Attorney Jourdan’s Lien
5. Under Vermont’s workers’ compensation statute an attorney who provides legal services in prosecuting an injured worker’s claim for benefits can claim a lien against the benefits ultimately awarded. 21 V.S.A. §682. Workers’ Compensation Rule 10.5000 governs the process by which such liens are approved and enforced.
6. I find that Attorney Jourdan satisfied the requirements of both the statute and the rule. Her attorney’s lien was approved on January 4, 2007 and became enforceable on January 20, 2007.
OCS’ Right to Trustee Process
7. OCS’ right to trustee process against Claimant’s workers’ compensation benefits arises from Vermont’s child support enforcement statute, 15 V.S.A. §§780 et seq. That statute defines “wages” to include workers’ compensation payments, 15 V.S.A. §780(9), and provides for trustee process as one of a variety of mechanisms available to recoup delinquent child support payments. 15 V.S.A. §799.
8. I find that VLCT was properly notified of OCS’ claim against Claimant’s workers’ compensation benefits at least by April 12, 2005, the date it received OCS’ Summons for Administrative Trustee Process. There being no evidence that Claimant ever contested either OCS’ right to trustee process or its calculation of the amounts due, VLCT became obligated as of that date to tender any monies that otherwise would have been payable to Claimant to OCS instead.
Determining Priority
9. Trustee process becomes enforceable against a third party in whose hands a debtor’s property lies when the monies sought are “due absolutely and without contingency” at the time the third party is served. Sullivan v. R.E. Bean Construction Co., Inc., 147 Vt. 310, 312-13 (1986). That occurred in this case on April 12, 2005, nearly two years before Attorney Jourdan’s lien was approved. As of that date, and until the amounts stated in the trustee process summons were satisfied, VLCT was obligated to put OCS’ trustee process-derived claim against the funds it held on Claimant’s behalf first, ahead of any claim it received susbsequently, including Attorney Jourdan’s.
10. I do not doubt, as Attorney Rowley testified in his affidavit, that OCS routinely honors a claimant’s attorney’s lien prior to attaching workers’ compensation benefits. There is nothing in the statute that requires OCS to do so, however.2 That being the case, it was incumbent on Attorney Jourdan to take the appropriate steps, not simply to ensure that OCS would honor her lien in this case, but more importantly to ensure that VLCT was aware of the fact. This she failed to do. That as it turned out VLCT was not aware of OCS’ custom is her responsibility, not theirs.

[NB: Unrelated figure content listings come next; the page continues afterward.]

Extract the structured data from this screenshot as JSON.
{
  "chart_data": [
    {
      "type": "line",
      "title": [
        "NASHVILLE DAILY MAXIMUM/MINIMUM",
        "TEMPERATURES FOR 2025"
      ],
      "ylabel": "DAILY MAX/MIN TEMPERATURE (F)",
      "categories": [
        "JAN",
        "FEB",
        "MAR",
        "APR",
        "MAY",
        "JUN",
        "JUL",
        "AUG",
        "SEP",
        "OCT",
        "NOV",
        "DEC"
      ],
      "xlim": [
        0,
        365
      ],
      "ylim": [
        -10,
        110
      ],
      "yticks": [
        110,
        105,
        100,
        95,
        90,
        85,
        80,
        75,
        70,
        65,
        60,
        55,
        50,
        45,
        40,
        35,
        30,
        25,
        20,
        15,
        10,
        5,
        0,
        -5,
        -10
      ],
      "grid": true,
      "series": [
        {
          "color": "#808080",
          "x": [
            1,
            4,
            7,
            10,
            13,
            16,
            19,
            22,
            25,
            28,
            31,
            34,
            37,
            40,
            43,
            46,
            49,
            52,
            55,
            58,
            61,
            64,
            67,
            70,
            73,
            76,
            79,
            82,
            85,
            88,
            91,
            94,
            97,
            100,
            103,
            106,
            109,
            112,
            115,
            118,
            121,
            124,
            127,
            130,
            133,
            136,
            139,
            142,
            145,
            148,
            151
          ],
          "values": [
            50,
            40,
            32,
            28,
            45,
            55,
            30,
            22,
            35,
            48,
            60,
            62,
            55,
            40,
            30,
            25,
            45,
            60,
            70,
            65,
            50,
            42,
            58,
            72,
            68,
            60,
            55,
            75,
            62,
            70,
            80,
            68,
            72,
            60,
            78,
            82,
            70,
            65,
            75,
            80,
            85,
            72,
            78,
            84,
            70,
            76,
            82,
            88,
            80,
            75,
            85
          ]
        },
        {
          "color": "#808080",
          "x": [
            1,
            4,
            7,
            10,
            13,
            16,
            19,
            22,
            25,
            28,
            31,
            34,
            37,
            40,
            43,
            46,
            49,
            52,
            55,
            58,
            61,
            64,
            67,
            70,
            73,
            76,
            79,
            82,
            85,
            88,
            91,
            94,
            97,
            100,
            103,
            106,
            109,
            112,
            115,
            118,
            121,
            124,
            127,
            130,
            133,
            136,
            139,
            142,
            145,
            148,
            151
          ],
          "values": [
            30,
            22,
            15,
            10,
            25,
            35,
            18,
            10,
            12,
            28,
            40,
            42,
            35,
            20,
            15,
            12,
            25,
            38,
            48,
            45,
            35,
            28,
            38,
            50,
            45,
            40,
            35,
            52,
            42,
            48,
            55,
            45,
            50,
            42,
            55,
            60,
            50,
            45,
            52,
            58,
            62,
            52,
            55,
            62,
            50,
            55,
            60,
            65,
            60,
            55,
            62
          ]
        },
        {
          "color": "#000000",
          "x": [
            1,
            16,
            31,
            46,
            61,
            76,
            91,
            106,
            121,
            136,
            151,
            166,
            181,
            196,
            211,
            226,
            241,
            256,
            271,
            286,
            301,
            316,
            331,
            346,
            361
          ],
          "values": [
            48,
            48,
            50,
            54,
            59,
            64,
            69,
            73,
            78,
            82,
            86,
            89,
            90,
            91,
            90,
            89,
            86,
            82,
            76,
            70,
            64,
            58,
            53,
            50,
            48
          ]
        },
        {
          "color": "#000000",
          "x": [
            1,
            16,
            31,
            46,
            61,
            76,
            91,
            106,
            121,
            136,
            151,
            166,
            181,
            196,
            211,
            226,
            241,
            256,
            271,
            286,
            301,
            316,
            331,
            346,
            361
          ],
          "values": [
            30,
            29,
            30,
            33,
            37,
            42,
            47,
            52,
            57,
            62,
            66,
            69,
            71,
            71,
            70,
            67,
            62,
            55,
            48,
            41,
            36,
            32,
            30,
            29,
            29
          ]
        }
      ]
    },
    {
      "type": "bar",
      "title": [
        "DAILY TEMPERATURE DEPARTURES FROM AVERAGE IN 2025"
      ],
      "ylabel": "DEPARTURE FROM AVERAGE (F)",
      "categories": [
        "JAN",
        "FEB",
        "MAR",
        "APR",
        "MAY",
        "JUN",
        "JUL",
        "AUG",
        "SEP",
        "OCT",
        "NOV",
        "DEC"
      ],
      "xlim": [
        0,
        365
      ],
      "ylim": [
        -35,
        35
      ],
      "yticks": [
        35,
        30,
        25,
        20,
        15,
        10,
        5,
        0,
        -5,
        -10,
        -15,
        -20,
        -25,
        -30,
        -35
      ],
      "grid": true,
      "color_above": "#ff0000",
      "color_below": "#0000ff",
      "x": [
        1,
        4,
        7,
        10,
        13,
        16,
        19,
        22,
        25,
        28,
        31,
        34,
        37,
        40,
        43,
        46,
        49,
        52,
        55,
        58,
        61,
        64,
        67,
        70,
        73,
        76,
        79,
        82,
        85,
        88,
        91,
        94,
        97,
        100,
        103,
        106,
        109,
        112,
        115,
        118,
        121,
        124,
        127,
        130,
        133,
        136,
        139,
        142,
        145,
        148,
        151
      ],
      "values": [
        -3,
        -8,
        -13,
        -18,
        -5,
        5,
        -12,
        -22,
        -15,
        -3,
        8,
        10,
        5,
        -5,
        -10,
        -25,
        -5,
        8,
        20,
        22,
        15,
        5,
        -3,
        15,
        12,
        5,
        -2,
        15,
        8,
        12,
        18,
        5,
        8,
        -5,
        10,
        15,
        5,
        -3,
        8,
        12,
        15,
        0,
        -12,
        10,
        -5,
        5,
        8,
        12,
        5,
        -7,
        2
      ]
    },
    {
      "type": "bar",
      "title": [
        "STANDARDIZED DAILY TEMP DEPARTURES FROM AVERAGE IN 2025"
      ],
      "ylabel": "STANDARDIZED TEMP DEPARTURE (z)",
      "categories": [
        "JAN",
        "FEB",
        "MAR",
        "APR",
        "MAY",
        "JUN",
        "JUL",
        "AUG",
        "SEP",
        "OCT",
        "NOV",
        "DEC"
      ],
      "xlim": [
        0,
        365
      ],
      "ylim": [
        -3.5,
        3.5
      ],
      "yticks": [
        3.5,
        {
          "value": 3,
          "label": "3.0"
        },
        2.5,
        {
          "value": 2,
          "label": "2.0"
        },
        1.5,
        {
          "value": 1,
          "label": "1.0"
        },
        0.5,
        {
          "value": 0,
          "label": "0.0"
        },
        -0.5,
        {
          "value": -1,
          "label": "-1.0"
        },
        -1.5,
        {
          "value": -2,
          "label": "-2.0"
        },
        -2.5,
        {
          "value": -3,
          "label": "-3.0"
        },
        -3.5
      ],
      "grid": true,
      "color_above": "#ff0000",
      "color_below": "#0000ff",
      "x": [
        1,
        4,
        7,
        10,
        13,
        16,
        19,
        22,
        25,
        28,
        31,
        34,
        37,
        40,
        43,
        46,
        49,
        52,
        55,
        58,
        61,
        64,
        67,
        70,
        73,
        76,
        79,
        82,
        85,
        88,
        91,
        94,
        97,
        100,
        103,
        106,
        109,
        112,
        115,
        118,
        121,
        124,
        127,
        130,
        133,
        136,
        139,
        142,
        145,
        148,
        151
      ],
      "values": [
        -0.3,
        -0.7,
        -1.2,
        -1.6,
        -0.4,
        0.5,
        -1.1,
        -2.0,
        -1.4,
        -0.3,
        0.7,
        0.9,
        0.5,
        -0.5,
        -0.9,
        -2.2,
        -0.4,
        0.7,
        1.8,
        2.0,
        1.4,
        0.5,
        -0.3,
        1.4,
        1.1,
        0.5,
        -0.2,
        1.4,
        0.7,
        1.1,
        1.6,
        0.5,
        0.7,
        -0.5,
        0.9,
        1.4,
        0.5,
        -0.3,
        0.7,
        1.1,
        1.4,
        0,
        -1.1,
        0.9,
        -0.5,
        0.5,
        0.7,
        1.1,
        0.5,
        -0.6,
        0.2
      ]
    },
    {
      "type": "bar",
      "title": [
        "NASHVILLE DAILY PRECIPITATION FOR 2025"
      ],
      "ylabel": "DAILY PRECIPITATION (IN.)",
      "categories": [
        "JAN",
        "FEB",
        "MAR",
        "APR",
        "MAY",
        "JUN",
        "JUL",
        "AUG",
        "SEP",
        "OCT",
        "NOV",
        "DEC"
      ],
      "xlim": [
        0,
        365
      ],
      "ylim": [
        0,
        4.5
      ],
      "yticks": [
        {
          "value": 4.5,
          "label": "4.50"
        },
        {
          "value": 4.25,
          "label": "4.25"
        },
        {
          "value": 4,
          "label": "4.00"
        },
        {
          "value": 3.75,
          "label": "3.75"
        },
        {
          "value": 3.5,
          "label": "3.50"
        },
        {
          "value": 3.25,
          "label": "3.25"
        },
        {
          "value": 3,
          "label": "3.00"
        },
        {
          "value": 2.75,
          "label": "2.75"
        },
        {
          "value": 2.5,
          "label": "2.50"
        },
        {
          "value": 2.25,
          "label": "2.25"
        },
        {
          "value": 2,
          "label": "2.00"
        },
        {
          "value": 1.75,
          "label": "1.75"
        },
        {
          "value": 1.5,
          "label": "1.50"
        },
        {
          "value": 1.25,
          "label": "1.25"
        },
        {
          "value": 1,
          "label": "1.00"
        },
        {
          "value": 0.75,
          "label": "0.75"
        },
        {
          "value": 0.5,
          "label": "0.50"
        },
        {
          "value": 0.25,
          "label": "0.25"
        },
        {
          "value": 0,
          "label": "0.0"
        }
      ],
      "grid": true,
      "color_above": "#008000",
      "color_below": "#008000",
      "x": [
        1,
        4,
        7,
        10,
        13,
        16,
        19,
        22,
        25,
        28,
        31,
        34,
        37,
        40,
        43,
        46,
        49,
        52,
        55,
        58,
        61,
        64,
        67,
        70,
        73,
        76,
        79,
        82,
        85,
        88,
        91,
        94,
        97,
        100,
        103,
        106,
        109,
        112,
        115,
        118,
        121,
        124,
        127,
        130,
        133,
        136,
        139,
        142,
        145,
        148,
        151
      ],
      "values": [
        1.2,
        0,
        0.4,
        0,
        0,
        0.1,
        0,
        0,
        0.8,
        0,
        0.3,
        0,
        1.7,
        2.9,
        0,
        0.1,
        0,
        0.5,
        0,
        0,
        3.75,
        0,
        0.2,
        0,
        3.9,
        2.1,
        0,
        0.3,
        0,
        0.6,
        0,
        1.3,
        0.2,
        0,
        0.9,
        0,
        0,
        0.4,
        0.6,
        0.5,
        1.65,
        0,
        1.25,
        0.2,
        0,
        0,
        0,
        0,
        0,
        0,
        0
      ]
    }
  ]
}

2 To the contrary, the child support enforcement statute specifically provides that “a wage withholding order under this chapter shall have priority over other legal process against the same wages . . .” 15 V.S.A. §789(b) (emphasis added).
11. I conclude as a matter of law that VLCT acted appropriately in paying over the entire proceeds of Claimant’s workers’ compensation award in accordance with OCS’ trustee process summons. As the amount of the award was insufficient to cover the amount owed OCS, VLCT had no monies remaining with which to satisfy Attorney Jourdan’s lien, and therefore no obligation to do so.
For the foregoing reasons, Defendant’s Motion for Summary Judgment is GRANTED. Claimant’s Motion for Summary Judgment is DENIED.
DATED at Montpelier, Vermont this 4th day of June 2010.
Patricia Moulton Powden
Within 30 days after copies of this opinion have been mailed, either party may appeal questions of fact or mixed questions of law and fact to a superior court or questions of law to the Vermont Supreme Court. 21 V.S.A. §§670, 672.